A a Z

sábado, maio 24, 2008

Retrato antigo

Num retrato de infância, encontro
os rostos das mulheres que fazem parte
da casa. Uma ciência secreta escorre
dos seus olhos, e os pratos da fruta
acabada de colher amontoam-se
na memória. Não sei como se chamam;
nem as reconheço quando a luz do passado,
que entra pela janela, ilumina
a sua melancolia. Mas lembro-me
das suas mãos que construíam
o tempo numa inércia de conversas; e
ouço a música das estações que
se sobrepôs às suas vidas e as levou,
uma após outra, como as últimas folhas
do outono.

quinta-feira, maio 22, 2008

Estrutura branca

Há uma regra de atracção que decorre
do modo como as forças estão ligadas
uma à outra, e o equilíbrio do sistema
assenta nos vértices superior e
inferior do quadro.

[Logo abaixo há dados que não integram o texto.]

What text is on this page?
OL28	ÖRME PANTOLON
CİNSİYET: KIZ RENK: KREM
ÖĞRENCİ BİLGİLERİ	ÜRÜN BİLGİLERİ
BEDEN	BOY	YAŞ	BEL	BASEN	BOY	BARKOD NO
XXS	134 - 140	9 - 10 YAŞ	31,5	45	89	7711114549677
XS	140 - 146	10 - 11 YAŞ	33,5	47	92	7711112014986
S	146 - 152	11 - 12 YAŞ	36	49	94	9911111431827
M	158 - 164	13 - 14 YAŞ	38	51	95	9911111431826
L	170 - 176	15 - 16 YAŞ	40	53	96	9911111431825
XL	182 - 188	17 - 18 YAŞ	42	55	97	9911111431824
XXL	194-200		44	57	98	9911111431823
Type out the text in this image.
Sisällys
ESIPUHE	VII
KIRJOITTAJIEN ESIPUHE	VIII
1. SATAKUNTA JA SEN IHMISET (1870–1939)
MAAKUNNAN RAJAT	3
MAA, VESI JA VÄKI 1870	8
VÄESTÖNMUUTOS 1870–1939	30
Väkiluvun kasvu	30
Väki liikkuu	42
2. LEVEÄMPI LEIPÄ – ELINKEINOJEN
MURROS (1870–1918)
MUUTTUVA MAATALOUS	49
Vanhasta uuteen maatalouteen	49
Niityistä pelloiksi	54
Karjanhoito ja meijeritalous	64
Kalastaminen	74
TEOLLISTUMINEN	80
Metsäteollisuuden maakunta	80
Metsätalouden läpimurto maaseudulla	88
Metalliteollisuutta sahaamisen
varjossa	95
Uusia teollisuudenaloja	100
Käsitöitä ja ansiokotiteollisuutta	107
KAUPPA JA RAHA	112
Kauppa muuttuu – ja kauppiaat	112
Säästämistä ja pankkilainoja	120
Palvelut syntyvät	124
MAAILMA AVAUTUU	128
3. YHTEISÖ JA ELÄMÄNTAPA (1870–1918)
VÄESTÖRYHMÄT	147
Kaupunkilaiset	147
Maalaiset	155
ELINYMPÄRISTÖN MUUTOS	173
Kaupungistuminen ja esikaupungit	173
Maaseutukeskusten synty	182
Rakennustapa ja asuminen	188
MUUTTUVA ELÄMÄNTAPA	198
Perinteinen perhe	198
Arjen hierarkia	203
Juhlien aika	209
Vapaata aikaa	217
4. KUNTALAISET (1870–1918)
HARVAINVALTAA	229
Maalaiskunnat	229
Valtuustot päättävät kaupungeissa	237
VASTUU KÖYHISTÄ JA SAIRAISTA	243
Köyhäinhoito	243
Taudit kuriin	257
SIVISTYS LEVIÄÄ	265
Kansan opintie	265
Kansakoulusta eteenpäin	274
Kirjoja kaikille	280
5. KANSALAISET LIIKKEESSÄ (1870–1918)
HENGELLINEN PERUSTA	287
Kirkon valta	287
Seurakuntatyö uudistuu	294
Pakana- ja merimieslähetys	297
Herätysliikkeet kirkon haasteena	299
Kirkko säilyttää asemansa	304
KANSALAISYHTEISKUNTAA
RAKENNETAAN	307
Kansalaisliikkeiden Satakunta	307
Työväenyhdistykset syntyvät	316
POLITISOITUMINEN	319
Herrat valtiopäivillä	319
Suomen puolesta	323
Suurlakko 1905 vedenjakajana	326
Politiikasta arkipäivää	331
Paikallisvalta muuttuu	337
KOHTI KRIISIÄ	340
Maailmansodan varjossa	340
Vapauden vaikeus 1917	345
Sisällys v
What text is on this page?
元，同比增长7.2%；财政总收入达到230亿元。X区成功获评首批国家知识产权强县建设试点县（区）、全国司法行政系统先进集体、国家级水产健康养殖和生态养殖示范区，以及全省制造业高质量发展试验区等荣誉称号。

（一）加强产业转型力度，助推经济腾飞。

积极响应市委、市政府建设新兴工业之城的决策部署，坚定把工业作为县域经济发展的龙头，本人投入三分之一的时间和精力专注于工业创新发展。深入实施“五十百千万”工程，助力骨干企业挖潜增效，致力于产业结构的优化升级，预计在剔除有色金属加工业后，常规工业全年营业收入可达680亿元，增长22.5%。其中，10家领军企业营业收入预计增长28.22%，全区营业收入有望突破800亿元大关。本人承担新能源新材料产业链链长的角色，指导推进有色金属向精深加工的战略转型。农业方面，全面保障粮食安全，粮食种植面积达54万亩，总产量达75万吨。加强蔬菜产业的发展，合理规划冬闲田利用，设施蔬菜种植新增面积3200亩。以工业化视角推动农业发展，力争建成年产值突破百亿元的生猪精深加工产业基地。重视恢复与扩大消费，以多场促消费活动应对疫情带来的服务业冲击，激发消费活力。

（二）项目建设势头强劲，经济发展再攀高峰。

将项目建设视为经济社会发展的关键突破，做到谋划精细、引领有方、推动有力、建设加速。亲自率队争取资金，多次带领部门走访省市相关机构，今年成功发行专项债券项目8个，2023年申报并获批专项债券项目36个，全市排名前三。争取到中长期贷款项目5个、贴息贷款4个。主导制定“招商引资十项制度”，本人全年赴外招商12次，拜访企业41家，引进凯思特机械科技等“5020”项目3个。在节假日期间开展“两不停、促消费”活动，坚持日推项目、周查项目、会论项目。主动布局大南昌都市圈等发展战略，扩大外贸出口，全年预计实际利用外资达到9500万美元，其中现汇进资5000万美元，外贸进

O olhar dirige-se
para o meio, onde nada existe; e
na linha que se forma é possível
verificar uma ligação entre os
dois extremos de um eixo que
faz rodar o pensamento em torno
deste desejo de eliminar o espaço
vazio a que tudo se reduz. Mas
a mão parece segurar esse fio, como
um caule, e a flor surge de dentro
da imagem, trazendo a emoção
breve de uma cor que a noite apaga.

Leitura

Um sol apodrece nas folhas do álbum
quando o folheias, e o outono regressa
por entre os teus dedos, como água que
escorre ou luz que se desvanece.

No entanto, dizes, o passado não é
sombrio como as palavras que o descrevem;
nem a música que ouço nos ouvidos
da alma traz a melancolia da tarde.

Então, peço-te, fecha esse livro; e
limita-te a olhar em frente, onde uma
porta se abre e o tempo que esperas
entra pela casa, com o sol da manhã.

Cais

Um navio parte, para onde
não se sabe; e outro chega, de onde
não se sabe. É onde se está, no chão
que se pisa, que a terra oferece
um centro a quem não tem
para onde ir. Porém, quando
um braço acena ao navio que parte,
é como se não houvesse cais
nem destino. O centro desloca-se
para o fundo do horizonte,
e é como se o vento do largo
empurrasse o corpo para onde
não se sabe, como se não
tivesse onde ficar.

sábado, maio 17, 2008

Fotografia de parede

Carlos Relvas
Na parede, as velhas fotografias são
como os epitáfios que o tempo apaga
numa antiga alameda de cemitério. No
entanto, os rostos conservam algo
de uma vida que não se perde; e
sigo a direcção dos olhos, até me
fixar no enigma dessa frase que
os lábios fechados nunca disseram.

segunda-feira, maio 12, 2008

A inocência original


Debaixo do céu,
uma eva; debaixo de uma eva,
um adão; debaixo de adão,
a terra; dentro da terra,
uma semente; debaixo da semente,
uma pedra; debaixo dessa pedra,
uma serpente.

E da semente
que eva pisou quando adão
saiu debaixo dela nasceu
uma árvore, cuja raiz acordou
a serpente, que se lembrou
de pôr adão e eva debaixo da árvore
para que descobrissem a tentação
de cada vez que viam a maçã
em cima deles.

Mas como no paraíso terrestre
não existia a lei da gravidade,
nunca chegaram ao ramo onde
estava a maçã porque o amor
os deixava sem forças
para se levantarem.

quarta-feira, maio 07, 2008

Equação

Conto os meus sonhos com a tábua
de calcular. Cada um deles é uma equação
diferente. Mas o resultado é só um:
a soma dos dias em que acordo.

segunda-feira, maio 05, 2008

Uma lógica caseira

Por dentro destas casas as casas,
e nas casas crescem outras casas como árvores
nascidas das casas. Em cada casa
as portas das casas são como as portas
de outras casas, abrindo as árvores
a quem entra nas casas. O branco das casas
não é o verde das árvores, mas
quando as casas se transformam em árvores
o branco faz verde o campo e
as árvores ficam brancas como as casas. As folhas
caem das árvores quando as telhas caem
dos telhados; e em vez das telhas as folhas,
em vez das folhas as telhas. As casas sem telhas
ficam com as grandes copas verdes das árvores;
e sobre as árvores sem folhas o céu é
um telhado onde as aves fazem ninhos,
confundindo nuvens com beirais. E
quando chove, as nuvens ficam verdes,
enchendo a casa de branco e as árvores
de aves, como devia ser desde o princípio.